I’ve been thinking a lot about Murray Gell-Mann Amnesia for a while now because I recently bought a (cheap – ?25 a week) subscription to the New York times). And they take the level of Sominism in their India coverage (no surprise since Somini Sengupta used to be their correspondent) another launch.

In fact, when I was mulling buying a subscription, I was explicitly warned about their India coverage.

And as I’ve read them for the last month and a half, this remains true. Their coverage of India is really shitty. It’s no different for many other global “liberal” newspapers such as the Guardian, or the Washington Post, or the Atlantic. The most baffling thing is that all these worthies is that they frequently employ writers of fiction as their vehicles of choice to interpret India for their readers (recently even the FT fell for this, asking the excellent-writer-but-insanely-political Arundhati Roy to write for them about India).

In any case, I’ve been wondering why this is the case. Why is it that these newspapers do such a shoddy job of covering India (or possibly any other emerging market) (I’m not saying they do a great job of covering their home markets either, since these newspapers have all become rather political, but at least there is some good coverage)?

My hypothesis about this is that they do a shitty job of covering India because they don’t care about the Indian reader, who contributes a microscopic minority of their revenues. That they can offer their zero-marginal-cost product for half of what Indian newspapers charge Indians for print subscriptions suggests that Indian readers don’t contribute significantly to their revenues.

Instead, what they have is large numbers of paying subscribers in their home markets who are (rightly) their primary audience. And because the people who are paying them and the people they are writing about are disjoint, there is no need to be authentic in their coverage. They can simply offer their readership the sort of slant and opinions they want without ever being held accountable.

It is similar in the case of Murray Gell-Mann. The science reporting can afford to be bad because scientists who really care about the research form only a tiny part of the subscriber base of the newspaper, and they possibly couldn’t care about holding the papers to account.

Now you can argue that each and every person is a “minority of one”, and so newspaper coverage ought to be uniformly shitty about all subjects.
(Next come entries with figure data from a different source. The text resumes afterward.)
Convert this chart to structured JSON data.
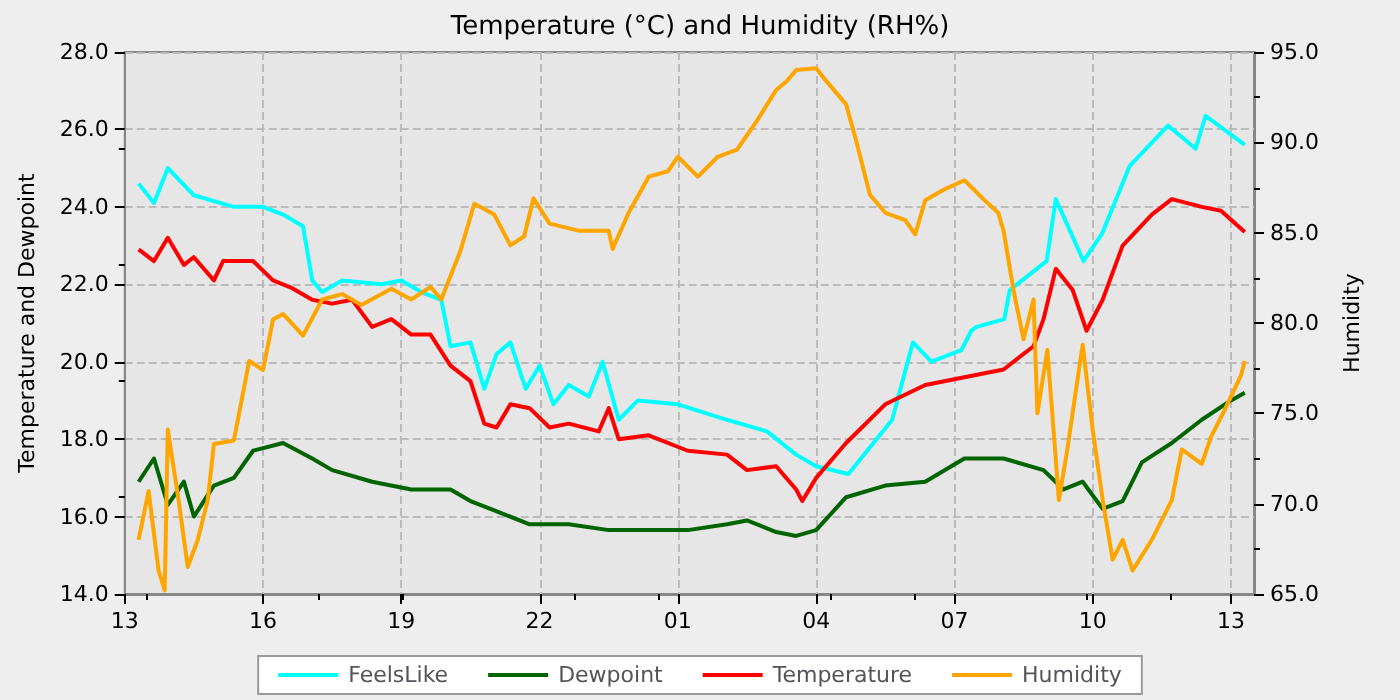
{
  "chart_data": {
    "type": "line",
    "title": "Temperature (°C) and Humidity (RH%)",
    "ylabel": "Temperature and Dewpoint",
    "y2label": "Humidity",
    "xlim": [
      "--01-01T13:00",
      "--01-02T13:30"
    ],
    "xticks": [
      {
        "value": "--01-01T13:00",
        "label": "13"
      },
      {
        "value": "--01-01T16:00",
        "label": "16"
      },
      {
        "value": "--01-01T19:00",
        "label": "19"
      },
      {
        "value": "--01-01T22:00",
        "label": "22"
      },
      {
        "value": "--01-02T01:00",
        "label": "01"
      },
      {
        "value": "--01-02T04:00",
        "label": "04"
      },
      {
        "value": "--01-02T07:00",
        "label": "07"
      },
      {
        "value": "--01-02T10:00",
        "label": "10"
      },
      {
        "value": "--01-02T13:00",
        "label": "13"
      }
    ],
    "ylim": [
      14,
      28
    ],
    "yticks": [
      {
        "value": 14,
        "label": "14.0"
      },
      {
        "value": 16,
        "label": "16.0"
      },
      {
        "value": 18,
        "label": "18.0"
      },
      {
        "value": 20,
        "label": "20.0"
      },
      {
        "value": 22,
        "label": "22.0"
      },
      {
        "value": 24,
        "label": "24.0"
      },
      {
        "value": 26,
        "label": "26.0"
      },
      {
        "value": 28,
        "label": "28.0"
      }
    ],
    "y2lim": [
      65,
      95
    ],
    "y2ticks": [
      {
        "value": 65,
        "label": "65.0"
      },
      {
        "value": 70,
        "label": "70.0"
      },
      {
        "value": 75,
        "label": "75.0"
      },
      {
        "value": 80,
        "label": "80.0"
      },
      {
        "value": 85,
        "label": "85.0"
      },
      {
        "value": 90,
        "label": "90.0"
      },
      {
        "value": 95,
        "label": "95.0"
      }
    ],
    "grid": true,
    "legend": "bottom",
    "marker": "none",
    "line_style": "solid",
    "series": [
      {
        "name": "FeelsLike",
        "color": "#00ffff",
        "x": [
          "--01-01T13:18",
          "--01-01T13:38",
          "--01-01T13:56",
          "--01-01T14:30",
          "--01-01T15:22",
          "--01-01T16:00",
          "--01-01T16:26",
          "--01-01T16:52",
          "--01-01T17:04",
          "--01-01T17:17",
          "--01-01T17:43",
          "--01-01T18:34",
          "--01-01T19:00",
          "--01-01T19:26",
          "--01-01T19:52",
          "--01-01T20:04",
          "--01-01T20:30",
          "--01-01T20:48",
          "--01-01T21:04",
          "--01-01T21:22",
          "--01-01T21:42",
          "--01-01T22:00",
          "--01-01T22:18",
          "--01-01T22:38",
          "--01-01T23:04",
          "--01-01T23:22",
          "--01-01T23:43",
          "--01-02T00:08",
          "--01-02T01:00",
          "--01-02T02:04",
          "--01-02T02:56",
          "--01-02T03:34",
          "--01-02T04:00",
          "--01-02T04:42",
          "--01-02T05:39",
          "--01-02T06:06",
          "--01-02T06:30",
          "--01-02T07:09",
          "--01-02T07:22",
          "--01-02T07:29",
          "--01-02T08:05",
          "--01-02T08:12",
          "--01-02T09:00",
          "--01-02T09:12",
          "--01-02T09:48",
          "--01-02T10:12",
          "--01-02T10:48",
          "--01-02T11:38",
          "--01-02T12:14",
          "--01-02T12:27",
          "--01-02T13:18"
        ],
        "values": [
          24.6,
          24.1,
          25.0,
          24.3,
          24.0,
          24.0,
          23.8,
          23.5,
          22.1,
          21.8,
          22.1,
          22.0,
          22.1,
          21.8,
          21.6,
          20.4,
          20.5,
          19.3,
          20.2,
          20.5,
          19.3,
          19.9,
          18.9,
          19.4,
          19.1,
          20.0,
          18.5,
          19.0,
          18.9,
          18.5,
          18.2,
          17.6,
          17.3,
          17.1,
          18.5,
          20.5,
          20.0,
          20.3,
          20.8,
          20.9,
          21.1,
          21.85,
          22.6,
          24.2,
          22.6,
          23.3,
          25.05,
          26.1,
          25.5,
          26.35,
          25.6
        ]
      },
      {
        "name": "Dewpoint",
        "color": "#006400",
        "x": [
          "--01-01T13:18",
          "--01-01T13:38",
          "--01-01T13:56",
          "--01-01T14:17",
          "--01-01T14:30",
          "--01-01T14:56",
          "--01-01T15:22",
          "--01-01T15:47",
          "--01-01T16:26",
          "--01-01T17:04",
          "--01-01T17:30",
          "--01-01T18:22",
          "--01-01T19:13",
          "--01-01T20:04",
          "--01-01T20:30",
          "--01-01T20:56",
          "--01-01T21:47",
          "--01-01T22:38",
          "--01-01T23:30",
          "--01-02T00:22",
          "--01-02T01:13",
          "--01-02T02:04",
          "--01-02T02:30",
          "--01-02T03:08",
          "--01-02T03:34",
          "--01-02T04:00",
          "--01-02T04:39",
          "--01-02T05:30",
          "--01-02T06:22",
          "--01-02T07:13",
          "--01-02T08:04",
          "--01-02T08:56",
          "--01-02T09:22",
          "--01-02T09:47",
          "--01-02T10:13",
          "--01-02T10:39",
          "--01-02T11:04",
          "--01-02T11:43",
          "--01-02T12:22",
          "--01-02T13:00",
          "--01-02T13:18"
        ],
        "values": [
          16.9,
          17.5,
          16.3,
          16.9,
          16.0,
          16.8,
          17.0,
          17.7,
          17.9,
          17.5,
          17.2,
          16.9,
          16.7,
          16.7,
          16.4,
          16.2,
          15.8,
          15.8,
          15.65,
          15.65,
          15.65,
          15.8,
          15.9,
          15.6,
          15.5,
          15.65,
          16.5,
          16.8,
          16.9,
          17.5,
          17.5,
          17.2,
          16.7,
          16.9,
          16.2,
          16.4,
          17.4,
          17.9,
          18.5,
          19.0,
          19.2
        ]
      },
      {
        "name": "Temperature",
        "color": "#ff0000",
        "x": [
          "--01-01T13:18",
          "--01-01T13:38",
          "--01-01T13:56",
          "--01-01T14:17",
          "--01-01T14:30",
          "--01-01T14:56",
          "--01-01T15:08",
          "--01-01T15:47",
          "--01-01T16:13",
          "--01-01T16:38",
          "--01-01T17:04",
          "--01-01T17:30",
          "--01-01T17:56",
          "--01-01T18:22",
          "--01-01T18:47",
          "--01-01T19:13",
          "--01-01T19:38",
          "--01-01T20:04",
          "--01-01T20:30",
          "--01-01T20:48",
          "--01-01T21:04",
          "--01-01T21:22",
          "--01-01T21:47",
          "--01-01T22:13",
          "--01-01T22:38",
          "--01-01T23:17",
          "--01-01T23:30",
          "--01-01T23:43",
          "--01-02T00:22",
          "--01-02T01:13",
          "--01-02T02:04",
          "--01-02T02:30",
          "--01-02T03:08",
          "--01-02T03:34",
          "--01-02T03:42",
          "--01-02T04:00",
          "--01-02T04:39",
          "--01-02T05:30",
          "--01-02T06:22",
          "--01-02T07:13",
          "--01-02T08:04",
          "--01-02T08:43",
          "--01-02T08:56",
          "--01-02T09:12",
          "--01-02T09:34",
          "--01-02T09:52",
          "--01-02T10:13",
          "--01-02T10:39",
          "--01-02T11:17",
          "--01-02T11:43",
          "--01-02T12:22",
          "--01-02T12:47",
          "--01-02T13:18"
        ],
        "values": [
          22.9,
          22.6,
          23.2,
          22.5,
          22.7,
          22.1,
          22.6,
          22.6,
          22.1,
          21.9,
          21.6,
          21.5,
          21.6,
          20.9,
          21.1,
          20.7,
          20.7,
          19.9,
          19.5,
          18.4,
          18.3,
          18.9,
          18.8,
          18.3,
          18.4,
          18.2,
          18.8,
          18.0,
          18.1,
          17.7,
          17.6,
          17.2,
          17.3,
          16.7,
          16.4,
          17.0,
          17.9,
          18.9,
          19.4,
          19.6,
          19.8,
          20.4,
          21.1,
          22.4,
          21.85,
          20.8,
          21.6,
          23.0,
          23.8,
          24.2,
          24.0,
          23.9,
          23.35
        ]
      },
      {
        "name": "Humidity",
        "color": "#ffa500",
        "axis": "y2",
        "x": [
          "--01-01T13:18",
          "--01-01T13:31",
          "--01-01T13:44",
          "--01-01T13:52",
          "--01-01T13:56",
          "--01-01T14:10",
          "--01-01T14:22",
          "--01-01T14:35",
          "--01-01T14:48",
          "--01-01T14:56",
          "--01-01T15:22",
          "--01-01T15:42",
          "--01-01T16:00",
          "--01-01T16:13",
          "--01-01T16:26",
          "--01-01T16:52",
          "--01-01T17:17",
          "--01-01T17:43",
          "--01-01T18:08",
          "--01-01T18:47",
          "--01-01T19:13",
          "--01-01T19:38",
          "--01-01T19:52",
          "--01-01T20:17",
          "--01-01T20:35",
          "--01-01T21:01",
          "--01-01T21:22",
          "--01-01T21:40",
          "--01-01T21:52",
          "--01-01T22:13",
          "--01-01T22:52",
          "--01-01T23:30",
          "--01-01T23:35",
          "--01-01T23:56",
          "--01-02T00:22",
          "--01-02T00:47",
          "--01-02T01:00",
          "--01-02T01:26",
          "--01-02T01:52",
          "--01-02T02:17",
          "--01-02T02:43",
          "--01-02T03:08",
          "--01-02T03:22",
          "--01-02T03:34",
          "--01-02T04:00",
          "--01-02T04:13",
          "--01-02T04:39",
          "--01-02T04:52",
          "--01-02T05:10",
          "--01-02T05:30",
          "--01-02T05:56",
          "--01-02T06:09",
          "--01-02T06:22",
          "--01-02T06:47",
          "--01-02T07:13",
          "--01-02T07:39",
          "--01-02T07:57",
          "--01-02T08:04",
          "--01-02T08:17",
          "--01-02T08:30",
          "--01-02T08:43",
          "--01-02T08:48",
          "--01-02T09:01",
          "--01-02T09:09",
          "--01-02T09:16",
          "--01-02T09:27",
          "--01-02T09:40",
          "--01-02T09:47",
          "--01-02T10:00",
          "--01-02T10:13",
          "--01-02T10:26",
          "--01-02T10:39",
          "--01-02T10:52",
          "--01-02T11:17",
          "--01-02T11:43",
          "--01-02T11:56",
          "--01-02T12:22",
          "--01-02T12:34",
          "--01-02T12:52",
          "--01-02T13:13",
          "--01-02T13:18"
        ],
        "values": [
          68.0,
          70.7,
          66.3,
          65.2,
          74.1,
          70.2,
          66.5,
          68.0,
          70.2,
          73.3,
          73.5,
          77.9,
          77.4,
          80.2,
          80.5,
          79.3,
          81.3,
          81.6,
          81.0,
          81.9,
          81.3,
          82.0,
          81.3,
          84.0,
          86.6,
          86.0,
          84.3,
          84.8,
          86.9,
          85.5,
          85.1,
          85.1,
          84.1,
          86.1,
          88.1,
          88.4,
          89.2,
          88.1,
          89.2,
          89.6,
          91.2,
          92.9,
          93.4,
          94.0,
          94.1,
          93.4,
          92.1,
          90.1,
          87.1,
          86.1,
          85.7,
          84.9,
          86.8,
          87.4,
          87.9,
          86.8,
          86.1,
          85.1,
          81.8,
          79.1,
          81.3,
          75.0,
          78.5,
          74.1,
          70.2,
          73.0,
          76.8,
          78.8,
          74.1,
          70.2,
          66.9,
          68.0,
          66.3,
          68.0,
          70.2,
          73.0,
          72.2,
          73.7,
          75.2,
          77.1,
          77.9
        ]
      }
    ]
  }
}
Except that some groups of readers are more similar to each other than they are to others, and such groups are likely to be “better taken care of” by the newspapers than all the other readership.

I don’t really know how this can be solved. For each newspaper, there will always be groups of core readership who might hold them to account, but there will be nobody holding them to account on vast sections of their coverage.

The only thing I can think of is the Times of India model – apart from being mass-market advertising funded, they have the habit of “putting ordinary people in the newspaper” through their tabloid supplements such as Bangalore Times (this was stated to me by someone who used  to work with the group). When you put ordinary people in the paper, these ordinary people will be more invested, and you better not write shit about them.